Drei Dinge stören mich an dieser an sich sauberen Lösung:
1. Ich muss (als SL) den exakten Wert des Kontrahenten verraten (in Form des Modifikators auf die Probe).
2. Ich habe kein Maß dafür, wie gut die einzelnen Kontrahenten waren.
3. Wie handhabe ich mehr als zwei Parteien?
Wenn es um Wahrscheinlichkeiten geht, heißt es immer Unterwürfelsysteme und Überwürfelsysteme seien mathematisch gleichwertig. Aber haben Überwürfelsysteme bei vergleichenden Proben doch die Nase vorn? Bei D&D habe ich das Problem nämlich nicht.
Kompetenz (Wert) + Varianz (Würfel) liefern dort ein Ergebnis, eine Leistung. Diese steht für sich und kann (mit Kenntnis der im System möglichen Wertebereiche) bereits gedeutet werden. Es macht dann keinen Unterschied, ob im Folgenden diese Leistung mit einem festen Schwierigkeitsgrad vergleichen wird oder mit der Leistung eines anderen.
Je mehr ich darüber nachdenke, desto deutlicher wird mir der qualitative Unterschied zwischen "Erfolgsproben" (die entscheiden ob eine Aktion erfolgreich war) und "Leistungsproben" (die ermitteln wie gut ein Charakter "performed").
Beispiel Kampfregeln:
Ein Angriffswurf bei D&D ist eine Erfolgsprobe. Er entscheidet ob ich Schaden verursache (Erfolg) oder nicht. Ein Misserfolg ist plausibel, denn es gibt viele Gründe, warum mein Angriff keinen Schaden verursacht (Gegner weicht aus, pariert, wird von Rüstung geschützt, ...)
Ein Angriffswurf bei DungeonSlayers ist (von der Idee her) eine Leistungsprobe. Die Qualität gibt den potentiellen Schaden an, den der Verteidiger mit seinem Paradewurf verringern kann. Nur ergibt ein Misserfolg bei einer Leistungsprobe, wie oben bereits dargelegt, oft keinen Sinn. (Wie könnte ich mich so schlecht anstellen, dass ich einen Gegner, der vor mir steht und sich nicht verteidigt, mit einer Waffe nicht verletze?)
Ein Angriffswurf bei Kampfregeln mit passiver Verteidigung kann also eine Erfolgsprobe sein. Ich kann treffen (Erfolg) oder abgewehrt werden (Misserfolg).
Ein Angriffswurf bei Kampfregeln mit aktiver Parade sollte eine Leistungsprobe sein, die das Bedrohungspotential meines Angriffs bestimmt. Ein Misserfolg ergibt an dieser Stelle keinen Sinn, denn die Abwehr erfolgt ja erst im nächsten Schritt mit einem eigenen Wurf.
Wie komme ich von vergleichenden Proben zum Thema Kampf? Nun, ein Zweikampf ist immer eine vergleichende Situation (außer bei wirklich wehrlosem Gegner).

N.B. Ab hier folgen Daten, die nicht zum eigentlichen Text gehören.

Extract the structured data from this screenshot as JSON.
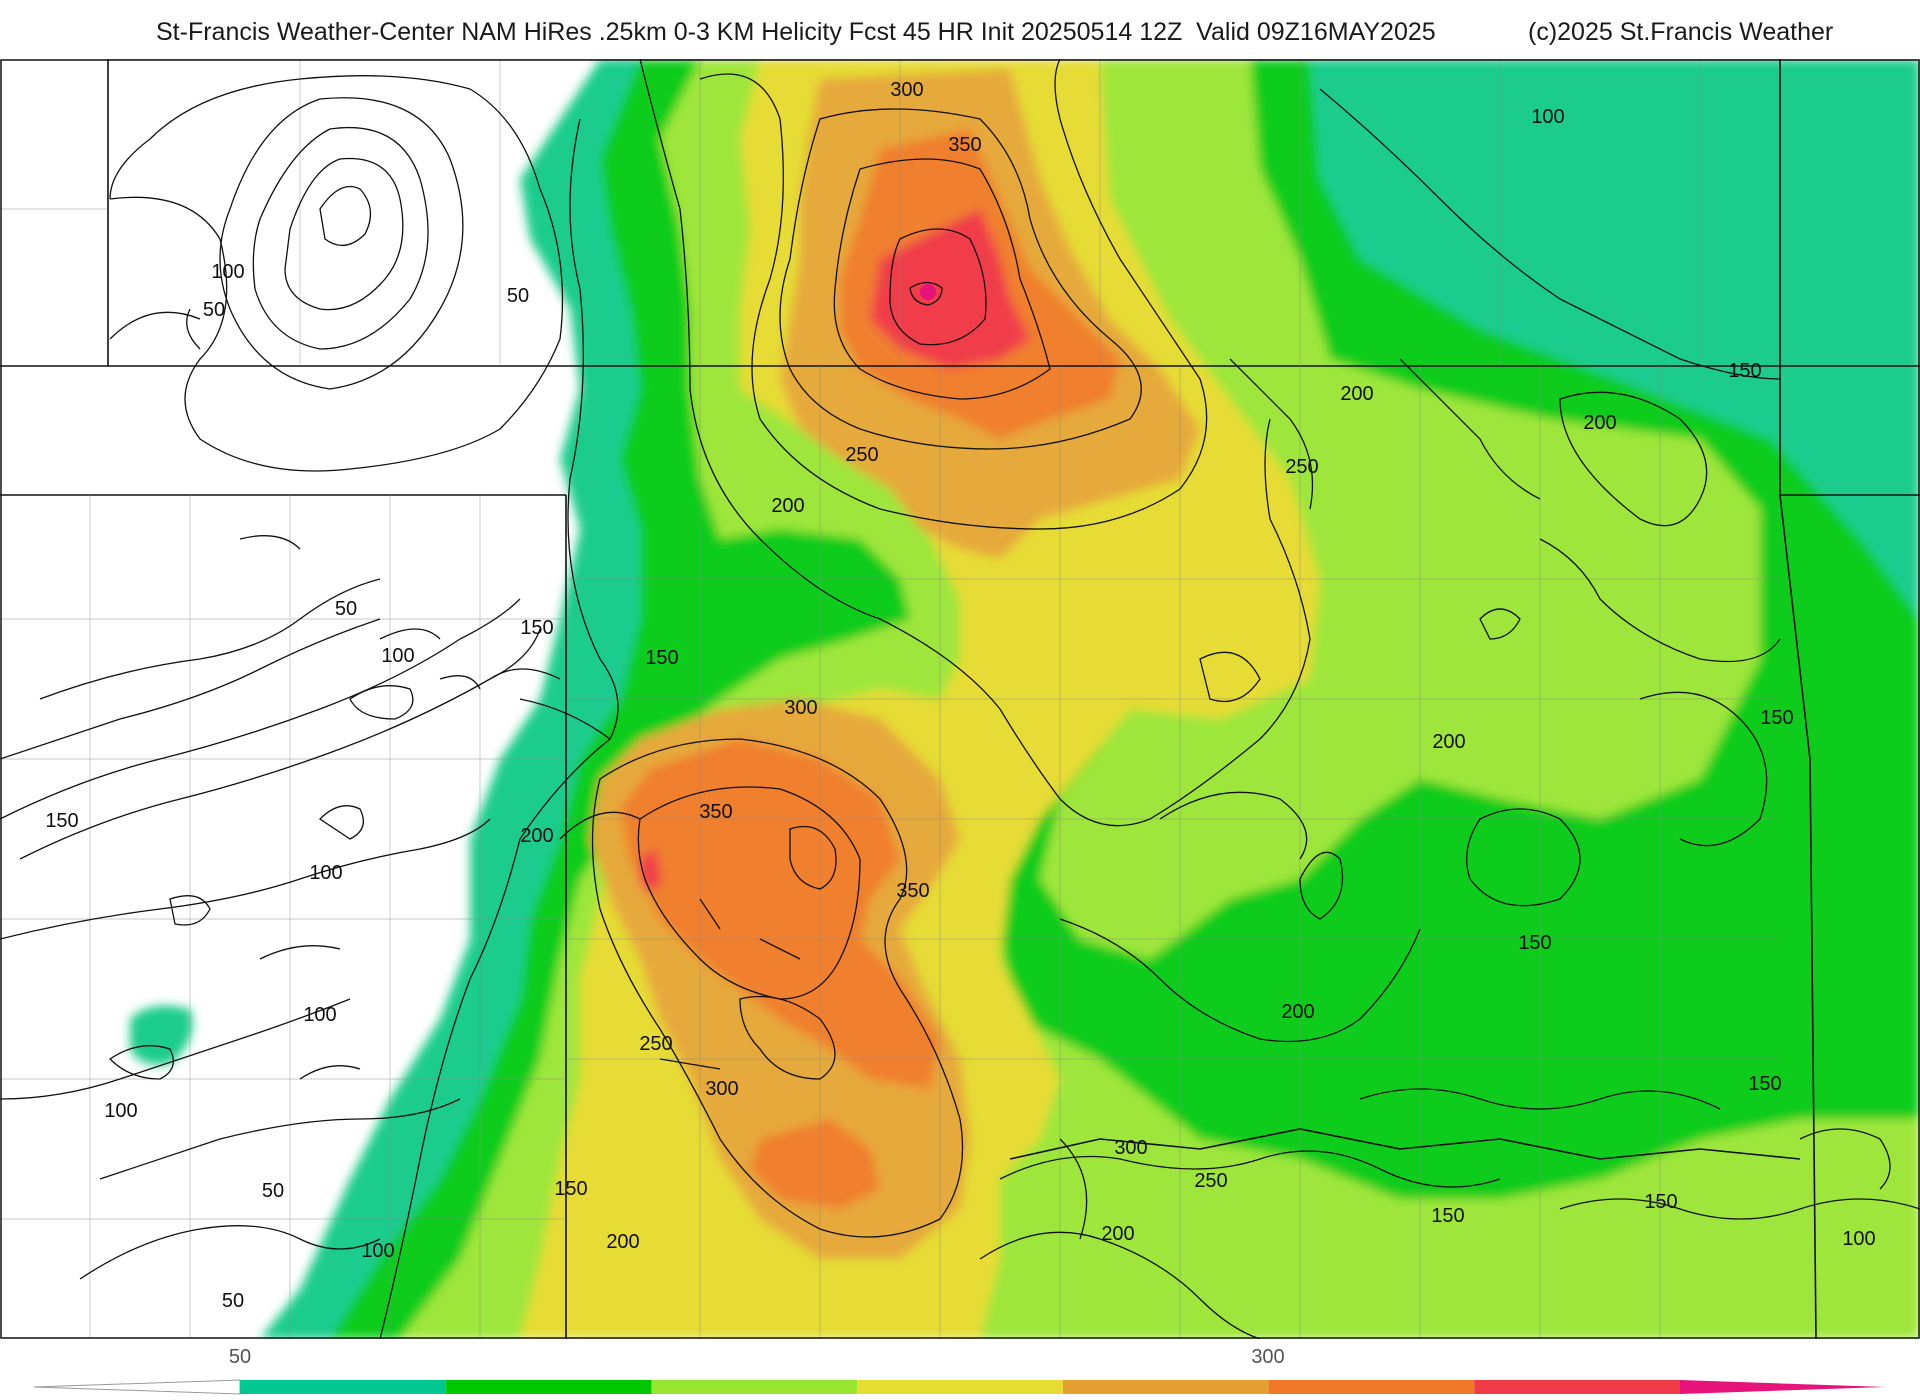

Entscheide ich mich für ein System mit aktiver Parade, brauche ich funktionierende Leistungsproben -> Möglichkeit 1 (s.o.),
wähle ich eine passive Verteidung, soll die Verteidigungsfähigkeit des Gegners die Trefferwahrscheinlichkeit des Angreifers beeinflussen -> Möglichkeit 2 (s.o.).
Mir scheint, Leistungsproben kann man auch als Erfolgsproben nutzen, indem man eine Mindestleistung fordert. Aber kann man auch Erfolgsproben zu Leistungsproben ummünzen, ohne Seltsamkeiten oder viel Kopfrechnen?

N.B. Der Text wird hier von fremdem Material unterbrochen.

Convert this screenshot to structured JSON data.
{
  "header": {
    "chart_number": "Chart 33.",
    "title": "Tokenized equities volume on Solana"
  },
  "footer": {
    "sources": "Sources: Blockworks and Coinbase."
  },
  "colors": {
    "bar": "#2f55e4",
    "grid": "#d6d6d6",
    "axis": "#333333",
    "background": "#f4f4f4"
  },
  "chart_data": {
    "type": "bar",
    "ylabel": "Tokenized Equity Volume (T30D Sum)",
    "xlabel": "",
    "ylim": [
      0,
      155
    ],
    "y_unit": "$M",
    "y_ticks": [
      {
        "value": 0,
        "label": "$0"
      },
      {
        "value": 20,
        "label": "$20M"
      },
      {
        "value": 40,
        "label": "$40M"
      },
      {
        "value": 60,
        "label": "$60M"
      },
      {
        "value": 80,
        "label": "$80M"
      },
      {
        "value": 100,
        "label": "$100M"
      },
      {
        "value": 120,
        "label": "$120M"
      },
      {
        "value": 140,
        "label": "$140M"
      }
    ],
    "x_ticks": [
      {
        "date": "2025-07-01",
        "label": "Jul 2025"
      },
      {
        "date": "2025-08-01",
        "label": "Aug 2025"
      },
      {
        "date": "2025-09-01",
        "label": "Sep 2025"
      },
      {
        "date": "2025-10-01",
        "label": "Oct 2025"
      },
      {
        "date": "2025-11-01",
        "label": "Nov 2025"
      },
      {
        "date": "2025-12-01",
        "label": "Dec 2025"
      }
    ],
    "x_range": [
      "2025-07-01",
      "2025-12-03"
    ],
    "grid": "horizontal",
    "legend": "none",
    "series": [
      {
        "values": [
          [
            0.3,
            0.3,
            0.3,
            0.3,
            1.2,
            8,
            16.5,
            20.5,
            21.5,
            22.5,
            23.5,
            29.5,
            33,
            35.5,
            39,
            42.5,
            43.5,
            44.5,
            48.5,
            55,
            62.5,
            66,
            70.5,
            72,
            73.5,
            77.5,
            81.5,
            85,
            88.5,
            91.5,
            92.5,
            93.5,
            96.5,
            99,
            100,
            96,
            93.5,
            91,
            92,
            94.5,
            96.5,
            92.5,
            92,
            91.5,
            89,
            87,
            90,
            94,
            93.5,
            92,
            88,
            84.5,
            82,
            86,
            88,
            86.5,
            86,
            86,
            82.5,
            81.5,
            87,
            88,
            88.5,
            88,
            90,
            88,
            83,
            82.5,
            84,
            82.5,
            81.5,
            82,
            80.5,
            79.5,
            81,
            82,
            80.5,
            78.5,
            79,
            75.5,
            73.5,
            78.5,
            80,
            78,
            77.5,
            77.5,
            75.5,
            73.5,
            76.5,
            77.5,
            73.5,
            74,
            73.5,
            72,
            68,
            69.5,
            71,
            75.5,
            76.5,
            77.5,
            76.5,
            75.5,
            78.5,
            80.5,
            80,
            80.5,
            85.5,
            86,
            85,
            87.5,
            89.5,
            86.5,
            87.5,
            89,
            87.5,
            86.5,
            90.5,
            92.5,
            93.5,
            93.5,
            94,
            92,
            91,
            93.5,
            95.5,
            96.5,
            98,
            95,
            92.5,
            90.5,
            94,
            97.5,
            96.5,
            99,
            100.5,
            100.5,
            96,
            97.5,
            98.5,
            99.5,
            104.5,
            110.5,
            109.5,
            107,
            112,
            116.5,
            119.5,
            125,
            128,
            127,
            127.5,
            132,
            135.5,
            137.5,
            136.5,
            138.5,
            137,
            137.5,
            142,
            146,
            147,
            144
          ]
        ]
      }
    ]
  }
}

Ich hoffe ich konnte mein Problem verständlich machen. Vielleicht hab' ich nur 'nen Knoten im Hirn, vielleicht ist es aber auch ein grundlegendes Problem aller Unterwürfelsysteme, über das ich bisher nur noch nie so intensiv nachgedacht habe.
In beiden Fällen freue ich mich über Lösungsvorschläge, Denkanstöße, Regelungen anderer euch bekannter Spiele und generell euer Feddback und Meinungen.